Picture this in an Open Philanthropy context. In my experience, one way Open Phil has provided grants is by making a recommendation to Silicon Valley Community Fund (SVCF), which then handles the logistics of making the grant (including due diligence). Imagine that Open Phil sent a recommendation to SVCF to make a $100,000 grant to Infowars (a far-right purveyor of mistruth) and then decided against providing the money after diligence. That would be alarming! On the one hand, good that the diligence process caught it, on the other, how the hell did they decide that an InfoWars grant would be a good idea?
By my read, the FLI/Nya Dagbladet case seems similar. The FAQ claims that Tegmark was not aware of the organization’s far-right sympathies, which seems either (a) a sign of a poor process at FLI or (b) untrue (given that Tegmark’s brother had written for Nya Dagbladet on multiple occasions and Tegmark had apparently appeared on a podcast featured on their website and hosted by the same brother). Either way, why is FLI making $100,000 grants (or telling grantees its making grants) to an outlet tied to Holocaust deniers?

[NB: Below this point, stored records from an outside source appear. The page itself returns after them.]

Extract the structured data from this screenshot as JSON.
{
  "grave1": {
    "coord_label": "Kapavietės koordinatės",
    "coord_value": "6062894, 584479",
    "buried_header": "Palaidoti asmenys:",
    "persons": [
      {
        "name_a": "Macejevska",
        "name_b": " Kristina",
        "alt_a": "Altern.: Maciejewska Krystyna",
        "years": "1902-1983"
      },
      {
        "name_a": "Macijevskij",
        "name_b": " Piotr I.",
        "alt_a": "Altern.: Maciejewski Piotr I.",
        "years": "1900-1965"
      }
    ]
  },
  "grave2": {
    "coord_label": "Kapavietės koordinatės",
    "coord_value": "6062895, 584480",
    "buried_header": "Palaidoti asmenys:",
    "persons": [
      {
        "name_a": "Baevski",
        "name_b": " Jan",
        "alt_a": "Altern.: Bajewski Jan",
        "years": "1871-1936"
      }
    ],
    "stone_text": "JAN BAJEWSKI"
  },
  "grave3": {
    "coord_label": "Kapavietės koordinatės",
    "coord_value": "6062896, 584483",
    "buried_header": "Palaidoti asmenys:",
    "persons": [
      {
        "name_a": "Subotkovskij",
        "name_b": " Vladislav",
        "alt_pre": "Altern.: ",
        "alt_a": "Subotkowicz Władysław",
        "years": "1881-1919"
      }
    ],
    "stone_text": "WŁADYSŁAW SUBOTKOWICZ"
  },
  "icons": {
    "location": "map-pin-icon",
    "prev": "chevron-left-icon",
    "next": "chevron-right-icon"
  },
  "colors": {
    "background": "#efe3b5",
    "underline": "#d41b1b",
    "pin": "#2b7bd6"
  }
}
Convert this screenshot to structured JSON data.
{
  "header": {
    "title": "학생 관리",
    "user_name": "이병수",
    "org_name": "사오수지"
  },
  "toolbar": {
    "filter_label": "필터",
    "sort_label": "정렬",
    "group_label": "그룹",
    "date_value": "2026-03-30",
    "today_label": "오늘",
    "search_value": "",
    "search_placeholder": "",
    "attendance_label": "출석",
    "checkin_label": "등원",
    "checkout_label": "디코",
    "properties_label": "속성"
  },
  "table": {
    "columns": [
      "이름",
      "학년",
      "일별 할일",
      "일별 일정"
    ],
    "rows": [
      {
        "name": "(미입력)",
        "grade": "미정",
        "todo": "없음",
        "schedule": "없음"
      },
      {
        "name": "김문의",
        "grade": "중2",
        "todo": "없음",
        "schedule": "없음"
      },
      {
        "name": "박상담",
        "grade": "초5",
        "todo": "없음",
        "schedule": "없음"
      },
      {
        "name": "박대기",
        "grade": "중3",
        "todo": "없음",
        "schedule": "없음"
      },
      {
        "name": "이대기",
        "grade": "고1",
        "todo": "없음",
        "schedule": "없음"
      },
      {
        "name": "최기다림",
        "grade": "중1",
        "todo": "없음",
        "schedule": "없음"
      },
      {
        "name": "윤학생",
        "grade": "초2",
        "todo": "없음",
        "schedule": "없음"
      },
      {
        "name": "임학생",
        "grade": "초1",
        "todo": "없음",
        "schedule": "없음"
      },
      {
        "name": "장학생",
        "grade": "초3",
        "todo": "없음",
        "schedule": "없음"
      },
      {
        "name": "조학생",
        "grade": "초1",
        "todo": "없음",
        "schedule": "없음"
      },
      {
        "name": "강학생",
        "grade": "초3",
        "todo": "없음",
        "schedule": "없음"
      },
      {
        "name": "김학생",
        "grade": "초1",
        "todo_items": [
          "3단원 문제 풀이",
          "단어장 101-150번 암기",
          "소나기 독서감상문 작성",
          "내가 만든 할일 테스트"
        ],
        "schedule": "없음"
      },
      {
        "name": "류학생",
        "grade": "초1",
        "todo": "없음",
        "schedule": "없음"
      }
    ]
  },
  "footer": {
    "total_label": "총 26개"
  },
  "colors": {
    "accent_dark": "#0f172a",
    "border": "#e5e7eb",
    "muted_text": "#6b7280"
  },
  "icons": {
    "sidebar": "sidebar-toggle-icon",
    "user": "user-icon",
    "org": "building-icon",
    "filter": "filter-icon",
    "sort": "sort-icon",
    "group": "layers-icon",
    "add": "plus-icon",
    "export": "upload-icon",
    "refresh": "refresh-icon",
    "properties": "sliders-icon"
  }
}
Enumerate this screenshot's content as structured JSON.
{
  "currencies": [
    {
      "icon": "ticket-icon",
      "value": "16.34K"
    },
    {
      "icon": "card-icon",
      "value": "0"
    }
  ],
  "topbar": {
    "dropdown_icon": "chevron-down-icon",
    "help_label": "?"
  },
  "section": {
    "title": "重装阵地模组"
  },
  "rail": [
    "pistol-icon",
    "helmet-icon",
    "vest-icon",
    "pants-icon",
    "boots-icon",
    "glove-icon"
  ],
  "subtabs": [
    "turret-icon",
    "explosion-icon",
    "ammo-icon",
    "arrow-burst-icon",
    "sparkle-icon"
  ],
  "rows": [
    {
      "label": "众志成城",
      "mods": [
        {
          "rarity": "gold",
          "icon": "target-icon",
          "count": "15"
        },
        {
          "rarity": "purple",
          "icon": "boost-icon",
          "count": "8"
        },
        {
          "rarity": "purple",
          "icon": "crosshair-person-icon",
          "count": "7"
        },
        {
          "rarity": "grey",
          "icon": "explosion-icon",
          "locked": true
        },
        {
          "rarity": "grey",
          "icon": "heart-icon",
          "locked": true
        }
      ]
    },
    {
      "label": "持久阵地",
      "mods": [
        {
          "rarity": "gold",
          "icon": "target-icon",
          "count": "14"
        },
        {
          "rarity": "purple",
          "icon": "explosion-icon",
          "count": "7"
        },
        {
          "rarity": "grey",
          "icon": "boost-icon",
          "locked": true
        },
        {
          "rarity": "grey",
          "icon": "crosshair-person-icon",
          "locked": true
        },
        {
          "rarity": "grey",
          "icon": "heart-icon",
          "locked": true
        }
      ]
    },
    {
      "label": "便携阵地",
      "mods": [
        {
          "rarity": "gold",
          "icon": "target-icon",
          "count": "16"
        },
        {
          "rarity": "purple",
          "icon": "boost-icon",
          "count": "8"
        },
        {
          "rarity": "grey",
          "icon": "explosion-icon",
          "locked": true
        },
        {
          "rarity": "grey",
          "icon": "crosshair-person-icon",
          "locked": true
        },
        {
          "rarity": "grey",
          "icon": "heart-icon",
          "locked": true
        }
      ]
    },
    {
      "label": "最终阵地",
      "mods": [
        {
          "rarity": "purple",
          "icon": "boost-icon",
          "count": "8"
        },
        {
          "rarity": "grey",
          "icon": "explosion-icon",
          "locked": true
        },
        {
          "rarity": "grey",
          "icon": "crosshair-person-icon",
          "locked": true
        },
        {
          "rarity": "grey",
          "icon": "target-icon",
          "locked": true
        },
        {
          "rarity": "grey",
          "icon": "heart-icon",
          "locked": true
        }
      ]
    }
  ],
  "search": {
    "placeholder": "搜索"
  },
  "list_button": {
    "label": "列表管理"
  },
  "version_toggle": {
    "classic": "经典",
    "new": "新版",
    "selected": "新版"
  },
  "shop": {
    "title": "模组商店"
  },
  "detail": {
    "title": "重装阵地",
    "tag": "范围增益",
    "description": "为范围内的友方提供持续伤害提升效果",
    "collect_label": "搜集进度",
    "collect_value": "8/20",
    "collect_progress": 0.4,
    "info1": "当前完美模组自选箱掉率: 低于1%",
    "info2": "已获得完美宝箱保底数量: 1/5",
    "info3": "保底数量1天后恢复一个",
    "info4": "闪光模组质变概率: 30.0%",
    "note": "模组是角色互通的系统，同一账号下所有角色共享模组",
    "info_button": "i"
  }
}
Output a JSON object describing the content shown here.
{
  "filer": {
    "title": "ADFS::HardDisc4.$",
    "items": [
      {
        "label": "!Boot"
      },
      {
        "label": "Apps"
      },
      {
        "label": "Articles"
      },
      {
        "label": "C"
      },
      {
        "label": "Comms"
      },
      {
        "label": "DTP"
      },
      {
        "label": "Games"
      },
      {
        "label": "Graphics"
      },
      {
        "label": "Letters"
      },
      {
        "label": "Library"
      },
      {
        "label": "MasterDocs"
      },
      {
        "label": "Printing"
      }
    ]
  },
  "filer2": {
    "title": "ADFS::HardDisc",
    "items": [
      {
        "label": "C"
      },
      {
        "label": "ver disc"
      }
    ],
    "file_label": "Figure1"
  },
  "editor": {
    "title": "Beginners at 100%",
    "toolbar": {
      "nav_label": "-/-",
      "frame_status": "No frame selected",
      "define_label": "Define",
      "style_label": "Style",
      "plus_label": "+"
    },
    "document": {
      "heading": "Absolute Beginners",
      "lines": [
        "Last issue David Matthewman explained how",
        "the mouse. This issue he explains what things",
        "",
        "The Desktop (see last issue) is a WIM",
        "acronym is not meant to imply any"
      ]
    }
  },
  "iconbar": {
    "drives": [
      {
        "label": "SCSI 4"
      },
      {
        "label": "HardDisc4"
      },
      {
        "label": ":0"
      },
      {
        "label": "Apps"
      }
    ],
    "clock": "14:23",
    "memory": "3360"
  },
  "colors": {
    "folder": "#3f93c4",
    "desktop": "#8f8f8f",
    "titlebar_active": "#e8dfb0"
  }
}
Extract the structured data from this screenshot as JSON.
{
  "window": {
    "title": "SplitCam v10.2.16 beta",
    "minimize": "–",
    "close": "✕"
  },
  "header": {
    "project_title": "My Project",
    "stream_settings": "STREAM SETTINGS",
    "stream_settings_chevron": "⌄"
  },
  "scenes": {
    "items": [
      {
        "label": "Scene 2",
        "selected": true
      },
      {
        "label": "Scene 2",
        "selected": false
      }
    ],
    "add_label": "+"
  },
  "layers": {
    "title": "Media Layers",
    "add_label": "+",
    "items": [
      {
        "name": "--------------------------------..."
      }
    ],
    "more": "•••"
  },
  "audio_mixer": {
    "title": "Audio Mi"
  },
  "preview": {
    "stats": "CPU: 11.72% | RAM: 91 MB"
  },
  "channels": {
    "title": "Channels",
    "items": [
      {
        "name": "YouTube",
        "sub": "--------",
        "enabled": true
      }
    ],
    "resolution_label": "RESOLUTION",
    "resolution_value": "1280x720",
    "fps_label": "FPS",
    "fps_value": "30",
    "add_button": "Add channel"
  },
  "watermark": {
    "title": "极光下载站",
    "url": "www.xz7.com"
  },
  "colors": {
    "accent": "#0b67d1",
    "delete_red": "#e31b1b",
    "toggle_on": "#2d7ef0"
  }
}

My nonprofit 1Day Sooner has received funding from Jaan Talinn (a major funder of FLI), and we appreciate that funding and his overall generosity for good causes. And I do endorse the principle that charitable giving is praiseworthy and should be incentivized (i.e. a foundations’ decision-making doesn’t have to be perfect for it to be valuable and the default framing of attention towards charitable giving should be positive and not negative). I also respect Max Tegmark and find him to be a brilliant scientist. But I worry this could be a place where the discussion of the EA Forum involves tribal affinity politics around an effective altruist identity and is blinded via high trust to a more natural explanation that requires a deeper fix.
I basically feel the same confusion and dissatisfaction that Josh is expressing here. This is a very big mistake. It doesn’t feel to me like a misunderstanding that would be likely to happen in the normal course of business without several underlying things having gone quite wrong. I don’t feel like I understand how those things went wrong, and so I don’t feel sure they’ve been fixed.